Dr. Patterson was still asleep when Mary rapped at his door. Having aroused him to action by calling out that a stranger had been wounded in the arroyo, she did not pause to offer any further details. With her eyes level and dull, she walked rapidly along the main street where nobody was yet abroad, her one thought to reach her room uninterrupted. As she approached the house she saw her father standing on the porch, his face beaming with the joy of a serenely-lived moment as he had his morning look at the Eternal Painter's first display for the day. She had crossed the bridge before he became conscious of her presence.

"Mary! You are up first! Out so early when you went to bed so late!" he greeted her.

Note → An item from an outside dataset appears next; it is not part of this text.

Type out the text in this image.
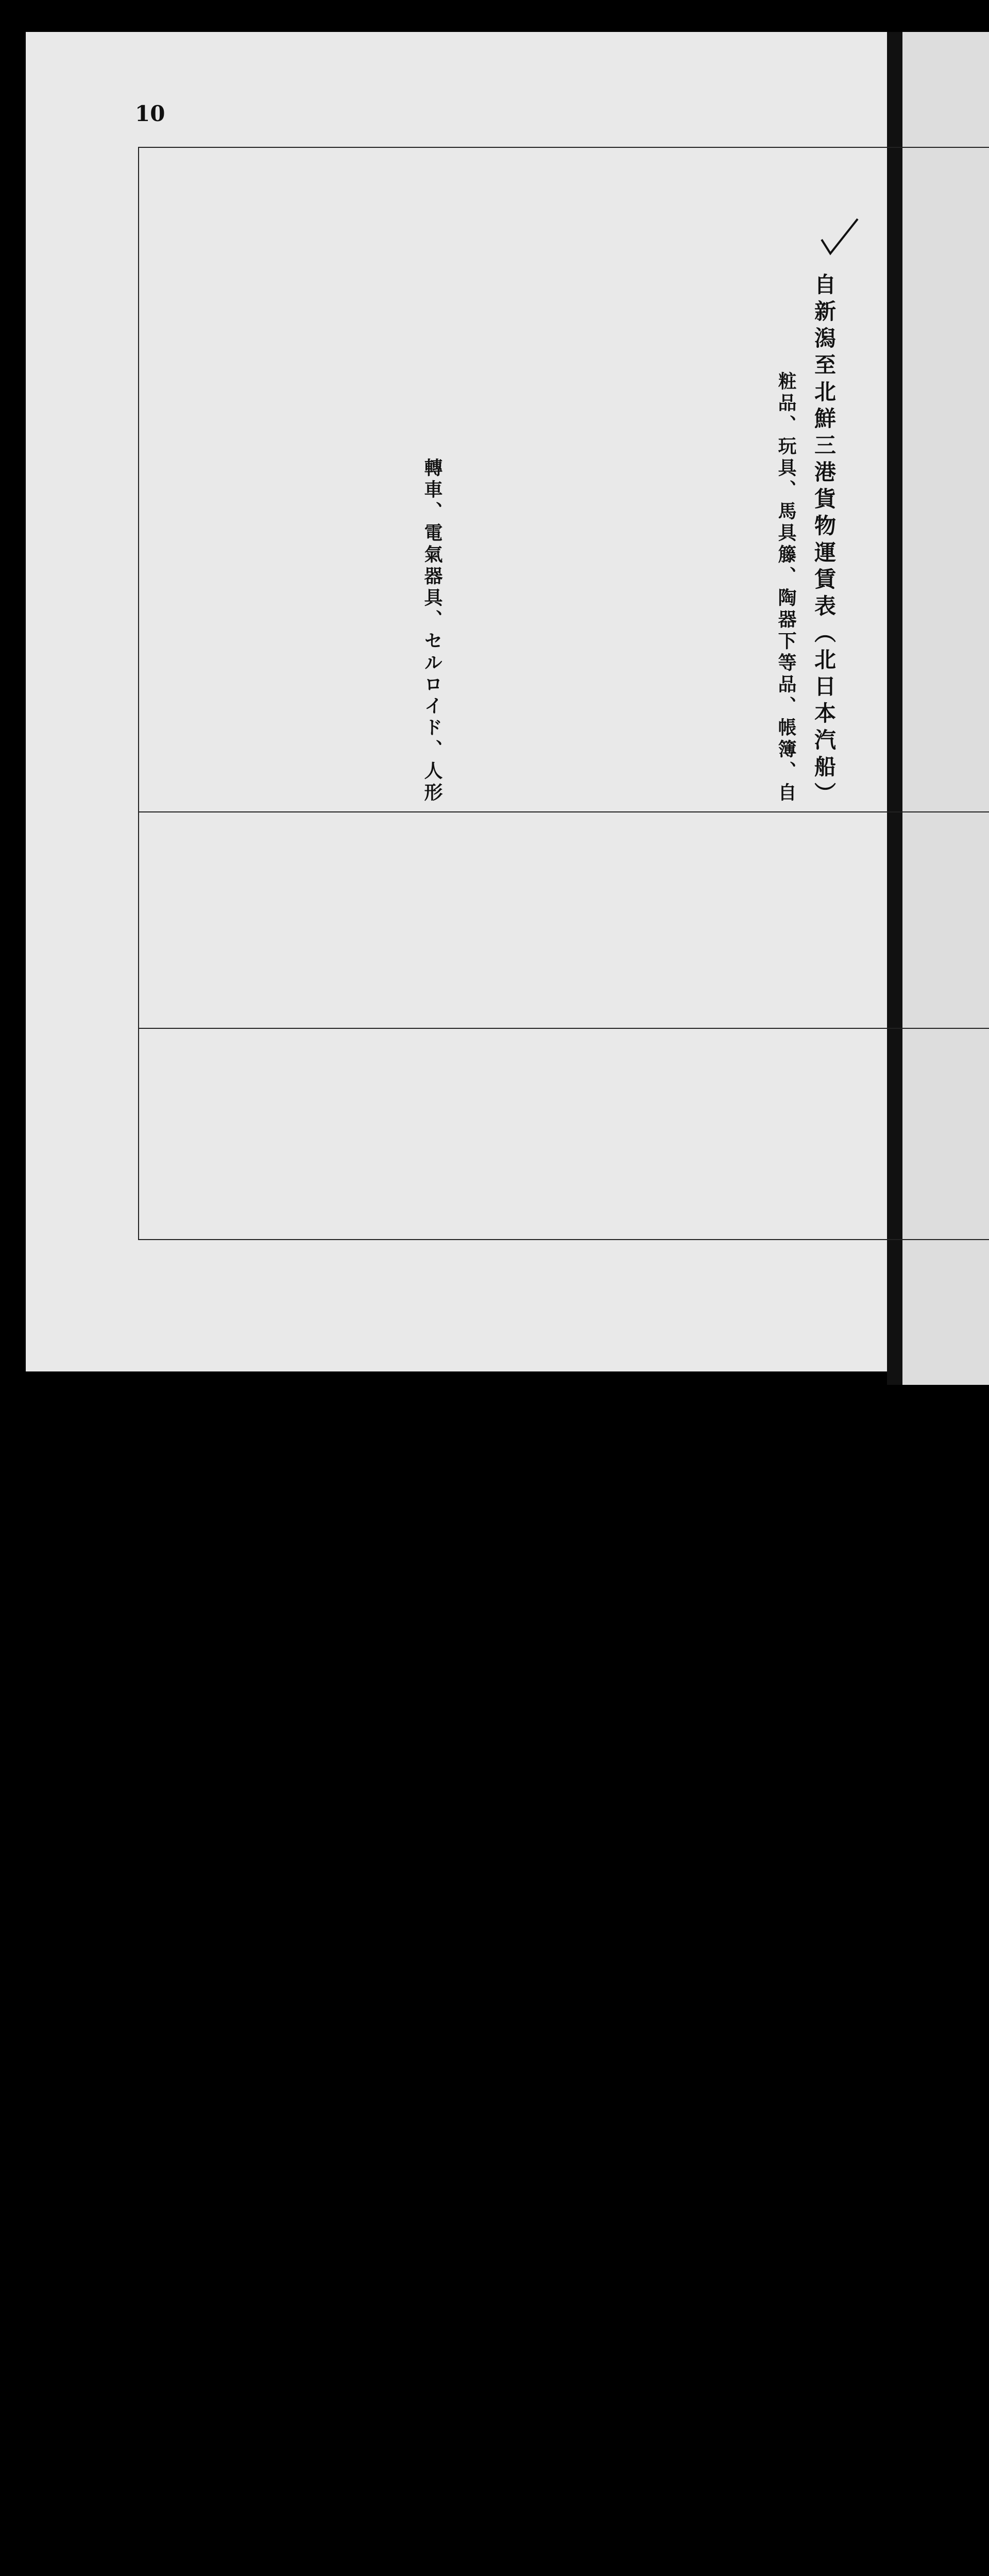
10
自新潟至北鮮三港貨物運賃表（北日本汽船）

粧品、玩具、馬具籐、陶器下等品、帳簿、自	轉車、電氣器具、セルロイド、人形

"I did not sleep well," she explained.

"What, Mary, you not sleep well!" All the preoccupation with the heavens went from his eyes, which swept her from head to foot. "Mary! Your hand is covered with blood! There is blood on your dress' What does this mean?"

She looked down and for the first time saw dark red spots on her skirt.
The sight sent a shiver through her, which she mastered before she spoke.

"Oh, nothing—or a good deal, if you put it in another way. A real sensation for Little Rivers!" she said.

"But you are not telling!"

"It is such a remarkable story, father, it ought not to be spoiled by giving away its plot," she said, with assumed lightness. "I don't feel equal to doing full justice to it until after I've had my bath. I will tell you at breakfast. That's a reason for your waiting for me."

And she hastened past him into the house.

"Was it—was it something to do with this Wingfield?" he called excitedly after her.